A Wrinkle in Time

Author: Madeleine L'Engle

Publisher/Date: Farrar, Straus & Giroux, 1962

ISBN: LCN 336103

Grade Levels Recommended for Use: 6-9

Brief Summary: Meg Murry and her small brother, Charles Wallace search for their father, a physicist who disappeared while studying a tesseract.

Topics: probability; compound events; equally likely

Suggested Activities:

Activity One
• Mrs. Whatsit is introduced to us at the end of chapter one. It is a stormy night and her boots are soaked. She asks for help in removing her boots because her feet are damp and cold. On one foot, she has a red-and white-striped sock and on the other she has an argyle sock.
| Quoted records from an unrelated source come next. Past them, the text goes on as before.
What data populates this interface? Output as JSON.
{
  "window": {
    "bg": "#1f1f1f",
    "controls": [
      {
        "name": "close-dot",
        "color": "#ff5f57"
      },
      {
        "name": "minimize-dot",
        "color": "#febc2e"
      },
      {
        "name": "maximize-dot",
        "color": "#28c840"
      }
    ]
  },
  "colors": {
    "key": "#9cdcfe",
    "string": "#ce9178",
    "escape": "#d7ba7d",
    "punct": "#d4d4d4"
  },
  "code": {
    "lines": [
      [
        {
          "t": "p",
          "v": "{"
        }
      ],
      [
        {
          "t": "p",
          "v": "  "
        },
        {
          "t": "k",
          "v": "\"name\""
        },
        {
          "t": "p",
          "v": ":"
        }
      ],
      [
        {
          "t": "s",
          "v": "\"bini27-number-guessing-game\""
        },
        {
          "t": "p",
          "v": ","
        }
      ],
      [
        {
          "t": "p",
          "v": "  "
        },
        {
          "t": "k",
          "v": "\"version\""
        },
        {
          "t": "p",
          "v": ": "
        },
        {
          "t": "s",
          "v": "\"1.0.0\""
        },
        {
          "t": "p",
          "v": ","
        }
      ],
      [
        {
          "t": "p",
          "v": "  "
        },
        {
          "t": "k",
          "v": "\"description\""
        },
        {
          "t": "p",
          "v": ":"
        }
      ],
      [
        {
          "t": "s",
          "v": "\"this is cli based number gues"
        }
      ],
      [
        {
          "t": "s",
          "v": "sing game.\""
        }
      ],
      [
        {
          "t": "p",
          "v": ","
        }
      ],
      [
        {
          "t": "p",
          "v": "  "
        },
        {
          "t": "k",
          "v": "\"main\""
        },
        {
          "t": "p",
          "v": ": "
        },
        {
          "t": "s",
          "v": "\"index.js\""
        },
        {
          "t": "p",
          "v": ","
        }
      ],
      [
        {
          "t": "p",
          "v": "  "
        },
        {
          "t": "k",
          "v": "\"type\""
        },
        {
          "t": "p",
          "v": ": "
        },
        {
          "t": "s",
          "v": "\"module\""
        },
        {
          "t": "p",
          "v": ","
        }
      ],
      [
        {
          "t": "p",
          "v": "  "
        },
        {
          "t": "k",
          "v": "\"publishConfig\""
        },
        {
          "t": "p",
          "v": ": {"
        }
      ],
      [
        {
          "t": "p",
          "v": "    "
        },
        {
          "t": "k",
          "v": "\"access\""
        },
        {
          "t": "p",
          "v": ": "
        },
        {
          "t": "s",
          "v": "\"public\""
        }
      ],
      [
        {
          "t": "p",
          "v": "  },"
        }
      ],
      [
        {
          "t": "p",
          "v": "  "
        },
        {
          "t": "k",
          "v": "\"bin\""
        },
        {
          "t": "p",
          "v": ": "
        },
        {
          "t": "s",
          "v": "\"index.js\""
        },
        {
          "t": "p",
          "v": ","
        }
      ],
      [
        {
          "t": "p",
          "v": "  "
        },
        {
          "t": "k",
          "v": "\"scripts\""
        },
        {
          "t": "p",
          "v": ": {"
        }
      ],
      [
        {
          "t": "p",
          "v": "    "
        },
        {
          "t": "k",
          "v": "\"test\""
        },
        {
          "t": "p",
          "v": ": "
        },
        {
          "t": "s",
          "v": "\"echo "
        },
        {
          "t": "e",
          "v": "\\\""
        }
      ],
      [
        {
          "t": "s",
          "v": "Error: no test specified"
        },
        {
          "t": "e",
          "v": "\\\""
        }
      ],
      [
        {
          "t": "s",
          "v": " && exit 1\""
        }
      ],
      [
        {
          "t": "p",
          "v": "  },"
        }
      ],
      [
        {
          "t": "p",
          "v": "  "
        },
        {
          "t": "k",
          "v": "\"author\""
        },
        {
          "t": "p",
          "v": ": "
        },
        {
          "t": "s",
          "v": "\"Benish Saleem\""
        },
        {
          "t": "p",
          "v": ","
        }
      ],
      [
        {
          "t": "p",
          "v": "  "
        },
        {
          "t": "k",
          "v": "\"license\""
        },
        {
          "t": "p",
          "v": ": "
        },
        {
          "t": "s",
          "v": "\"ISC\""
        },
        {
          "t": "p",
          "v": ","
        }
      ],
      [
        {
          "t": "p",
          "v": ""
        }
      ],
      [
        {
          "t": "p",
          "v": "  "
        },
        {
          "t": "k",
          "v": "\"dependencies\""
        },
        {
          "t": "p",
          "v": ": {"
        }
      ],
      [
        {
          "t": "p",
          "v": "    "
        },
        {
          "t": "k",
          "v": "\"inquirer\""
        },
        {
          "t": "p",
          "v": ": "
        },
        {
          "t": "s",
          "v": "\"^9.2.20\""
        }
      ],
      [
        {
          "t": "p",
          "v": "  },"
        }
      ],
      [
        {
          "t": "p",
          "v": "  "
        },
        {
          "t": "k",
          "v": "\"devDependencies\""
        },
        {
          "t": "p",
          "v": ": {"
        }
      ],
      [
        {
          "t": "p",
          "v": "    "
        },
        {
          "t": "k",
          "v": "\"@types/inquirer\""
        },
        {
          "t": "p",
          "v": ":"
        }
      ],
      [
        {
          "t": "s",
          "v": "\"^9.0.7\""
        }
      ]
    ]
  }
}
Ask students, How many individual socks must be drawn from a drawer to guarantee that you have a matched pair?" Tell them that a second sock does not guarantee a match because finding a match depends both on what was drawn first and on what was available in the drawer.
• Then ask them. "What are the chances that Mrs. Whatsit would get a matched pair if she drew only two socks from the drawer?" They will have a picture of Mrs. Whatsit's socks. The book does not tell you the number of each type of sock that she owns so students will apply a what if strategy, analyzing her chances of getting a matched pair if she has two kinds of socks and three pairs of each kind, five pairs of each kind, and even unequal numbers of pairs of each kind.
• Have students use bags to represent Mrs. Whatsit's sock drawer and put a given number of each kind of sock into the bag. Students will experiment to find the results empirically and to infer the probability of getting a matched pair by drawing two socks, recording whether they matched, and returning them to the bag for another draw.
• We will choose a team "puller", team recorder and a team facilitator. They will have a sheet provided for their use.

Activity Two
• Introduce an attribute set based on Mrs. Whatsit's socks.
• What is an attribute set?
• Show an example of what an attribute set looks like: color, design, and state of repair.
• Each group of three or four students needs its own attribute set. Students will explore the sets and determine how the socks are alike or different.
• Identify the three distinguishing characteristics (may need help with vocabulary, such as argyle).
• The discussion should focus on characteristics that help distinguish among the socks or help explain why two socks are more like each other than a third is.
• The situation of "socks in the drawer" can be used to investigate probability, either theoretically (by charting all the possible combinations) or empirically (by performing an experiment of pulling socks).
• To introduce the notion that probability is the likelihood that an event will occur, have students place all 20 sock pieces in a bag, shake the bag, draw a sock, record the sock's state of repair, and return the piece to the bag.
• After performing this procedure ten times, students should discuss their results and predict the probability of pulling a sock with a hole.
• Activities involving attribute sets such as this one may help avoid the misconception that equally likely and fifty-fifty are synonymous.

Activity Three
• An extension of the previous activity has students investigate the chance of pulling a sock with two given attributes.
• When determining the chance of drawing an argyle sock with a hole, students could spread the pieces out face up and note that three socks are argyles with holes; therefore, the probability should be 3 out of 18, or 1/6.
• Discuss with students: By referring to previously identified simple probabilities (i.e., the probability of choosing an argyle sock is 1/3 and the probability of choosing a sock with a hole is 1/2), students may develop an informal understanding of the logical connective.
• Discuss with students: Some students may even notice that the probability for a sock that is argyle and has a hole is the same as the product of the probability for argyle and the probability for a sock with a hole.

Activity Four
• To help students perceive the meaning of the logical connective.
• Using the sock set, students note that 1/3 of the socks are argyle and 1/2 of the socks have holes, but some socks, 1/6 of the set, are counted twice because they both are argyle and have holes.
• By adding the probabilities for each attribute and subtracting the probability of the combined attributes, the double-counted items are accounted for.